Best for: large MPI jobs, job arrays, tightly managed scratch workflows, advanced scheduler usage.


2. Automate jobs using Tapis#

This path focuses on workflow automation, while letting Tapis handle the HPC details.

Step 1 — Use existing Tapis apps programmatically#

Your first step is not to write new apps.

Instead, you:

  • reuse existing, production-tested Tapis apps (e.g., OpenSeesMP, OpenSeesSP, OpenSeesPy)

  • submit jobs via Tapipy (Python) or tapis-cli

  • pass inputs and parameters programmatically

  • launch many jobs with structured variations (loops, tables, JSON configs)

At this stage, you are using the exact same execution environment as the Web Portal — just without the clicking.

Step 2 — Build automation around those apps#

Once programmatic submission is in place, you can:

  • generate inputs automatically

  • track job IDs and states

  • link pre-processing and post-processing steps

  • re-run failed cases or extend studies incrementally

This is often where Jupyter becomes a workflow controller, not the execution environment.

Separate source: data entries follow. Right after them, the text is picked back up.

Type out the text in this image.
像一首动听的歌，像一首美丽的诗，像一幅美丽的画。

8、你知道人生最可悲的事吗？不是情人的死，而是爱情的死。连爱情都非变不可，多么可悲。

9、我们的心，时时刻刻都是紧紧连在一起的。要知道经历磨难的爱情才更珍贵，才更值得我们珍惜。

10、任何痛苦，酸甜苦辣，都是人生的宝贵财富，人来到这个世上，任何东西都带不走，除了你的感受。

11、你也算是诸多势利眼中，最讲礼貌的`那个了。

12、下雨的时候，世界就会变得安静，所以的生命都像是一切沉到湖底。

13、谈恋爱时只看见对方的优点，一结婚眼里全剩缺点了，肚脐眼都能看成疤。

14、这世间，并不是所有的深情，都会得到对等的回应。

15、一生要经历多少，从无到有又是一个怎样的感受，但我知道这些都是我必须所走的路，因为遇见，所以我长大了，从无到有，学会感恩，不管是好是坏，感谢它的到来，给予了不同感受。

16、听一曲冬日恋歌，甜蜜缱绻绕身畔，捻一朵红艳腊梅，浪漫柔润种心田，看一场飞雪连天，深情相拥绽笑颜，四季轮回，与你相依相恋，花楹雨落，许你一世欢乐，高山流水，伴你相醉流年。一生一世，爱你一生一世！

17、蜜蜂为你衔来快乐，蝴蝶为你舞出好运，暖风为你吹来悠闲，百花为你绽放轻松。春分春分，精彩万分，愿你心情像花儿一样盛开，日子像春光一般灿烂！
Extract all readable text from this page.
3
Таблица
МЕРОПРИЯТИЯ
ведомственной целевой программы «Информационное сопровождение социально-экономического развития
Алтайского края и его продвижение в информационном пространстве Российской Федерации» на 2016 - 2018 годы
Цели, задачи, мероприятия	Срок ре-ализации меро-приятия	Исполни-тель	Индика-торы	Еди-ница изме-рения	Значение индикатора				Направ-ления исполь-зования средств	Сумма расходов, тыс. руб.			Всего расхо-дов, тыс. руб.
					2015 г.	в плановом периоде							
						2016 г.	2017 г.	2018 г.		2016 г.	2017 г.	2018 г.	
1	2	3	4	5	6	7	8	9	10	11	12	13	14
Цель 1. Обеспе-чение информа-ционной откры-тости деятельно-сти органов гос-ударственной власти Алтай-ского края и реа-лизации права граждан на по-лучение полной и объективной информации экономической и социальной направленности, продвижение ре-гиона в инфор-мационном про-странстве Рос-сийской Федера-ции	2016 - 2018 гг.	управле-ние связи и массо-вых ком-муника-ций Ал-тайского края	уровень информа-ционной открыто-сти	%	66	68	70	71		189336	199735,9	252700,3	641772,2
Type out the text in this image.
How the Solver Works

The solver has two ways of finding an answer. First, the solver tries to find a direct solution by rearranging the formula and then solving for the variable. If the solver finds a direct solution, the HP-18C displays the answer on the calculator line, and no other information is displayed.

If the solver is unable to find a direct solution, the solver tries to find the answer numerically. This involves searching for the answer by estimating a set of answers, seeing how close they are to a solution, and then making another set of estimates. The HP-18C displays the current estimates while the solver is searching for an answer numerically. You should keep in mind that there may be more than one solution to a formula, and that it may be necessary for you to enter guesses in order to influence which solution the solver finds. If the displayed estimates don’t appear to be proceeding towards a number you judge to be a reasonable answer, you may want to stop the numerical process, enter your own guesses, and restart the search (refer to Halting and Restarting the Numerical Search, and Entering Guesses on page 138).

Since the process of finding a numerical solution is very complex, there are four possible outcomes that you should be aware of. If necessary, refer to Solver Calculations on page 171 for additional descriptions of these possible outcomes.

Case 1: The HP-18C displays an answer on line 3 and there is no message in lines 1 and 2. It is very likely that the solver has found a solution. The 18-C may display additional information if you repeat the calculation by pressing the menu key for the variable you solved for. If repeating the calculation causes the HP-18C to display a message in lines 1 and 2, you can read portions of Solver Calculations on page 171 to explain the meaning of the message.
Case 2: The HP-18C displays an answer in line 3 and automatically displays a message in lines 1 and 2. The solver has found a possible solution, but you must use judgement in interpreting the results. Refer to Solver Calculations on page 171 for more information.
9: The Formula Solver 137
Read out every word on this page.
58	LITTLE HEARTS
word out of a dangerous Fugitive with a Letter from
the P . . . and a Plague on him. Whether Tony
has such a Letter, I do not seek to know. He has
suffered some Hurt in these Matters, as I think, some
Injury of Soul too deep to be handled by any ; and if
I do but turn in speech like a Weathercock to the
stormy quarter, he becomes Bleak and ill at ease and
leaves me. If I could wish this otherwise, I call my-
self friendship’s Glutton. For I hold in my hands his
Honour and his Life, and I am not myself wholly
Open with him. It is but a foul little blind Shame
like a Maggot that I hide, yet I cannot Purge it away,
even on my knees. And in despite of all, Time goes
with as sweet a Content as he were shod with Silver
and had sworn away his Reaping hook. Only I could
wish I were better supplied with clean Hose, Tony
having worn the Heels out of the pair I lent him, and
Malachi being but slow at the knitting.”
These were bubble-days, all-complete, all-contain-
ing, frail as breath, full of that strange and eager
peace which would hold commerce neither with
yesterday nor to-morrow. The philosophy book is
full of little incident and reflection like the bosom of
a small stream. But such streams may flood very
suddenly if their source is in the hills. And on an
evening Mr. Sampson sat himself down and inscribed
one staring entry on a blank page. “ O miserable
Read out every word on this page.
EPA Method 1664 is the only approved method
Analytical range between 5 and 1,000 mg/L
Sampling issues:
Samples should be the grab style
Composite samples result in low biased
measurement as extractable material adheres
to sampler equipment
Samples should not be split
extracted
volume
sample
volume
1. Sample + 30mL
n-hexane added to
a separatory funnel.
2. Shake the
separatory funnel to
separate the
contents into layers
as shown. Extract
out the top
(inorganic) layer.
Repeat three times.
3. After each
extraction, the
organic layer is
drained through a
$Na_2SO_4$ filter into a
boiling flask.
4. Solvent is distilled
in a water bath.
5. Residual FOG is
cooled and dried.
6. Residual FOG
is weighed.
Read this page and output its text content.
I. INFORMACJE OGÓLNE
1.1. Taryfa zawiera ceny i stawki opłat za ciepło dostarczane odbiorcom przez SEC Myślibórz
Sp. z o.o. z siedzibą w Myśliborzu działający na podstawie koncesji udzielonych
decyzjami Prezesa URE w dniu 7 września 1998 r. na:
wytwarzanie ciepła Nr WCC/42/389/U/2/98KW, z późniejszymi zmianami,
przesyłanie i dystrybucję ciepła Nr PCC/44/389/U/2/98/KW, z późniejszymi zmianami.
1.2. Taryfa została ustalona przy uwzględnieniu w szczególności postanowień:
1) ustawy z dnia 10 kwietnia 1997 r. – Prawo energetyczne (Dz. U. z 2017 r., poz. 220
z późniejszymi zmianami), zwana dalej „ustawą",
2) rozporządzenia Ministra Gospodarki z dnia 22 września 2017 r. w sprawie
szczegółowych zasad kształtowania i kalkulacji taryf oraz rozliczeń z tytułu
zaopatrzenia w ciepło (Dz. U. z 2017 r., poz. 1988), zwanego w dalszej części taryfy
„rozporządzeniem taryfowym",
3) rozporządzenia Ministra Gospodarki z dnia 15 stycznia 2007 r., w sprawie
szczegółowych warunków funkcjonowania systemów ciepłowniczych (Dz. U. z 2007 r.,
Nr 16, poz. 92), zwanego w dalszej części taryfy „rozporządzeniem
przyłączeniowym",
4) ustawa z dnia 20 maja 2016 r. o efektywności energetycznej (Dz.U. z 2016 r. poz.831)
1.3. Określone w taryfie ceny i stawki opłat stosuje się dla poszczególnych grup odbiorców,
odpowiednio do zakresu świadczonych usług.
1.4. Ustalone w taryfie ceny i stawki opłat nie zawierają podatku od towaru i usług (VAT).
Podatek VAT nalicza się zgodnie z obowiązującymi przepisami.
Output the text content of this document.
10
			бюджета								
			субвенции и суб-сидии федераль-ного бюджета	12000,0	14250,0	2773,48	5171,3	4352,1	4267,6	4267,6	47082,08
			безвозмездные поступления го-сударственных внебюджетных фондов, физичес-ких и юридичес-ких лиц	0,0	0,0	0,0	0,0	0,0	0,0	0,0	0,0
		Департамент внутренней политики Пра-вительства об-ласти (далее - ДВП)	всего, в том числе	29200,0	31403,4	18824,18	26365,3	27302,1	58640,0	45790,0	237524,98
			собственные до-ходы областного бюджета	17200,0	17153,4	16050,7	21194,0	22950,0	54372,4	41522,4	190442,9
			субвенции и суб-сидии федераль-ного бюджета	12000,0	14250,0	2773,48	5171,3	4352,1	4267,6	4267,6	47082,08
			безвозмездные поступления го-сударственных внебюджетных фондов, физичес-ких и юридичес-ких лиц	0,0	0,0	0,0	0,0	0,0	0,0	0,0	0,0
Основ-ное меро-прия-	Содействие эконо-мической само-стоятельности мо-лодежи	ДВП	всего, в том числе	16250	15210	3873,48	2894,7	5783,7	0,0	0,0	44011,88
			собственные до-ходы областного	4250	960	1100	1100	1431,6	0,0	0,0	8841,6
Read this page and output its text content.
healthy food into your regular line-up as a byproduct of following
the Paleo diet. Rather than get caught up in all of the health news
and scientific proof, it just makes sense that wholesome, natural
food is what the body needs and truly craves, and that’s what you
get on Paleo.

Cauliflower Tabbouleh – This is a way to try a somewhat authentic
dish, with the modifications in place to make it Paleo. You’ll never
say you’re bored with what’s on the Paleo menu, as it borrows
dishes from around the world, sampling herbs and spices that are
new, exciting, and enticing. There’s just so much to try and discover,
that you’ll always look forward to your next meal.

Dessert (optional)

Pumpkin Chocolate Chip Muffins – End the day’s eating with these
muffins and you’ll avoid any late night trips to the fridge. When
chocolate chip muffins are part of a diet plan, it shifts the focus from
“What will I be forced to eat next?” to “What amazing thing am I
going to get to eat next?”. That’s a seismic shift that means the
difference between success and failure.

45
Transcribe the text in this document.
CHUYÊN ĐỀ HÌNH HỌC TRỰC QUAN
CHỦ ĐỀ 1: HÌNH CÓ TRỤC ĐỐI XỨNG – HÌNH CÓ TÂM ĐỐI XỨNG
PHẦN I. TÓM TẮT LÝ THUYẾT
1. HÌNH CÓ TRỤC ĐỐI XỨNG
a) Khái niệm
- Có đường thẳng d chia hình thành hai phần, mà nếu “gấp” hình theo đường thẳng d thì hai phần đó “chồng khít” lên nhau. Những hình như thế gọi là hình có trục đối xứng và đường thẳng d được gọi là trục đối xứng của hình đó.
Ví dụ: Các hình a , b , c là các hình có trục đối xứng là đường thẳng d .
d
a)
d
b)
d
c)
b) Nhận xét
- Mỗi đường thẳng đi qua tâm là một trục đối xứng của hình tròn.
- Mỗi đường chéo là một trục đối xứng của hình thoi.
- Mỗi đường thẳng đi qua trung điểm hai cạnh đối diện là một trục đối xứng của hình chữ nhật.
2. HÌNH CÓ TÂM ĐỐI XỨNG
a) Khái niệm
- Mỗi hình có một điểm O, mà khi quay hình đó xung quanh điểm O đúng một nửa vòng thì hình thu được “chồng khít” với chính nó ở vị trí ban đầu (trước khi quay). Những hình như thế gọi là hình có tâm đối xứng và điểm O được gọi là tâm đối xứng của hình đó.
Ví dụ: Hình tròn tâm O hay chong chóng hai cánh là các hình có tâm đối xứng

Step 3 — Write your own Tapis apps (when needed)#

Only after the above do you typically need to:

  • create a new app wrapper

  • define a new input schema

  • support a custom executable or workflow pattern

By then, you already understand:

  • what the app needs to expose

  • how users will automate it

  • how it fits into larger pipelines


Why this matters for scientific workflows#

Using Tapis apps as reusable templates is a cornerstone of scalable research computing.

They:

  • enforce consistent input/output handling

  • reduce user error and environment drift

  • enable the same workflow to run from the Web Portal, Jupyter, or scripts

  • make collaboration and reproducibility practical

Most importantly, this approach lets researchers scale their science without rebuilding infrastructure each time.